CMSC424: Query Processing — Selection and Join Implementations

Instructor: Amol Deshpande

1. Introduction

In the previous set of notes, we discussed query plans, the distinction between logical and physical operators, the materialization vs pipelining trade-off, and the iterator model. We now turn to the concrete question: how are the physical operators actually implemented?

We will focus on two of the most important operators: selection (finding tuples that match a condition) and join (finding matching tuple pairs across two relations). For each, we will examine multiple implementation strategies, present pseudocode using the iterator model (open/next/close), and analyze the cost in terms of disk blocks read. We will also discuss how joins are extended to handle outer joins.

Throughout, we use PostgreSQL as our reference system. The pseudocode shown here closely mirrors what you would find in a real database codebase — in fact, a complete toy database implementing these operators can be written in just a few hundred lines of Python.

2. Selection: Sequential Scan

The simplest way to implement a selection is the sequential scan: read the entire relation from disk, tuple by tuple, and check each one against the predicate. This is the brute-force approach — it always works, regardless of the predicate or available indexes.

Basic Implementation

Consider the query:

SELECT * FROM person WHERE SSN = '123'

Using the iterator model, the implementation looks like this:

def open(self):
    self.tableScan = TableScan("person")
    self.tableScan.open()

def next(self):
    while True:
        t = self.tableScan.next()
        if t is EOF:
            return EOF
        if t.SSN == "123":
            return t

def close(self):
    self.tableScan.close()

The open() call opens the underlying table file. The next() call repeatedly fetches tuples from the table scan, checking each one against the predicate. The first tuple that satisfies SSN = '123' is returned. If no more tuples remain, EOF is returned. The close() call closes the file.

Parameterization

In a real database, you would not hardcode “person” and “SSN = 123” into the operator. Instead, the selection operator is parameterized with the table name, the attribute position, the comparison operator, and the constant:

def open(self, tablename, pos, op, const):
    self.tableScan = TableScan(tablename)
    self.tableScan.open()

def next(self):
    while True:
        t = self.tableScan.next()
        if t is EOF:
            return EOF
        if evaluate(op, t[pos], const):
            return t

The evaluate() helper function handles different comparison operators (=, <, >, <=, >=, !=) and different data types (integers, strings, dates). This is done through case branches on the operator and data type — straightforward but necessary for generality. This parameterized structure allows a single codebase to handle queries like A = 5, A > 5, B < 'hello', and so on.
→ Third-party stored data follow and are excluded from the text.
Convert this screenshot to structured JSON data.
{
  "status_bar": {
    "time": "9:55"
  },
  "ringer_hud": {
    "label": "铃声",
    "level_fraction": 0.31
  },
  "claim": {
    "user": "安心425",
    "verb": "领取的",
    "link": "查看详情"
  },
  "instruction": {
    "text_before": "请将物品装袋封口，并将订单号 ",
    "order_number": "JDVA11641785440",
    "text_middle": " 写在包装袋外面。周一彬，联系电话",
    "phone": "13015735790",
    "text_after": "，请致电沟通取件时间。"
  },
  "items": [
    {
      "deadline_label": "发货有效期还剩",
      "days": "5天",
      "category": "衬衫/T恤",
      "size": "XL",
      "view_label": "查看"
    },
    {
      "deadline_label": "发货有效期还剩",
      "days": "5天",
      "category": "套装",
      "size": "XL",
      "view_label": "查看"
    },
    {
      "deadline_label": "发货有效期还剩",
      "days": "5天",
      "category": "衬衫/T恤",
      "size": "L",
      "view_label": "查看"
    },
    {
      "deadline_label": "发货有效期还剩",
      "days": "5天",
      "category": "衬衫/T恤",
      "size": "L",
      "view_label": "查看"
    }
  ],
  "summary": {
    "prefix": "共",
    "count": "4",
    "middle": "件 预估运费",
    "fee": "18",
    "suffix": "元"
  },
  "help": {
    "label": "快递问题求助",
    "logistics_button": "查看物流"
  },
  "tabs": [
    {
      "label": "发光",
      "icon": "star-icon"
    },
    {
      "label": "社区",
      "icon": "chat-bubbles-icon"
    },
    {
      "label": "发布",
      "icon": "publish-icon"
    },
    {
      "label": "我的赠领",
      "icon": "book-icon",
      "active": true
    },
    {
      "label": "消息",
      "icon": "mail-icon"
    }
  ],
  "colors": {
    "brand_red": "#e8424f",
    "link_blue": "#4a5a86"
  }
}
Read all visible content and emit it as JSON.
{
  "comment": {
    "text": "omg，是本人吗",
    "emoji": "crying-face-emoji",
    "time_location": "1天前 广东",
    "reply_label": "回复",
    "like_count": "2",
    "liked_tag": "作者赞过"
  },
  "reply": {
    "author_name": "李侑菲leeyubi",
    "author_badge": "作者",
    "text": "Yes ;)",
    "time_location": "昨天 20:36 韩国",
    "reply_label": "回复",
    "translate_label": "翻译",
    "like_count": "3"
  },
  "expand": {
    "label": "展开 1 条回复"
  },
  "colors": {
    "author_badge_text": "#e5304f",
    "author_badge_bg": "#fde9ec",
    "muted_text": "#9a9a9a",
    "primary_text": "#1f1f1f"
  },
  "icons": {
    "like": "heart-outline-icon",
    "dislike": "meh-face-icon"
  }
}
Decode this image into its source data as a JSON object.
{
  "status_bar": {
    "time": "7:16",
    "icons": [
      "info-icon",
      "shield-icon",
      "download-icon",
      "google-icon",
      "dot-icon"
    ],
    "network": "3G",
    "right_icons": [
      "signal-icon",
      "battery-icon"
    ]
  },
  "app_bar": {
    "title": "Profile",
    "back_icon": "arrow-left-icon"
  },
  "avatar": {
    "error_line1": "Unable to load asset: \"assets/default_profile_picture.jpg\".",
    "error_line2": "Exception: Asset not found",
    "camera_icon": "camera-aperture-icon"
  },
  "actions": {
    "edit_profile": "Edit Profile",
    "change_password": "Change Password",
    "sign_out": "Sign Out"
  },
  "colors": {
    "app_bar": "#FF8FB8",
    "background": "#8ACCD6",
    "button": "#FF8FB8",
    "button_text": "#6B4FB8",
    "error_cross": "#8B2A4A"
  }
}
In the rest of this discussion, we will not show these parameterizations explicitly, but keep in mind that the actual code is always parameterized to handle different relations, attributes, data types, and operators.

Cost

The cost of a sequential scan is straightforward:

Disk blocks read: b, the number of blocks in the relation
CPU cost: O(|relation|), since every tuple must be examined

3. Selection: Using a B+-Tree Index

If a B+-tree index exists on the attribute being searched, we can use it instead of scanning the entire relation. This is dramatically faster for selective queries.

Implementation

def open(self):
    self.indexScan = BTreeLookup(index="person.SSN", key="123")
    self.indexScan.open()

def next(self):
    rid = self.indexScan.next()
    if rid is EOF:
        return EOF
    t = FetchRecord("person", rid)
    return t

def close(self):
    self.indexScan.close()

The open() call initializes the B+-tree lookup, which navigates from the root of the tree down to the leaf node containing the key. The next() call retrieves the next matching record ID from the index and fetches the corresponding tuple from the relation.

Cost

For a primary key lookup (returning exactly one tuple), the cost is:

Disk blocks read: h + 1, where h is the height of the B+-tree index

The h blocks are for traversing the index from root to leaf, and the additional block is for fetching the actual tuple from the relation. For example, looking up “Mozart” in a B+-tree of height 3 requires reading 3 index blocks plus 1 data block — a total of 4 block accesses, compared to potentially thousands for a sequential scan.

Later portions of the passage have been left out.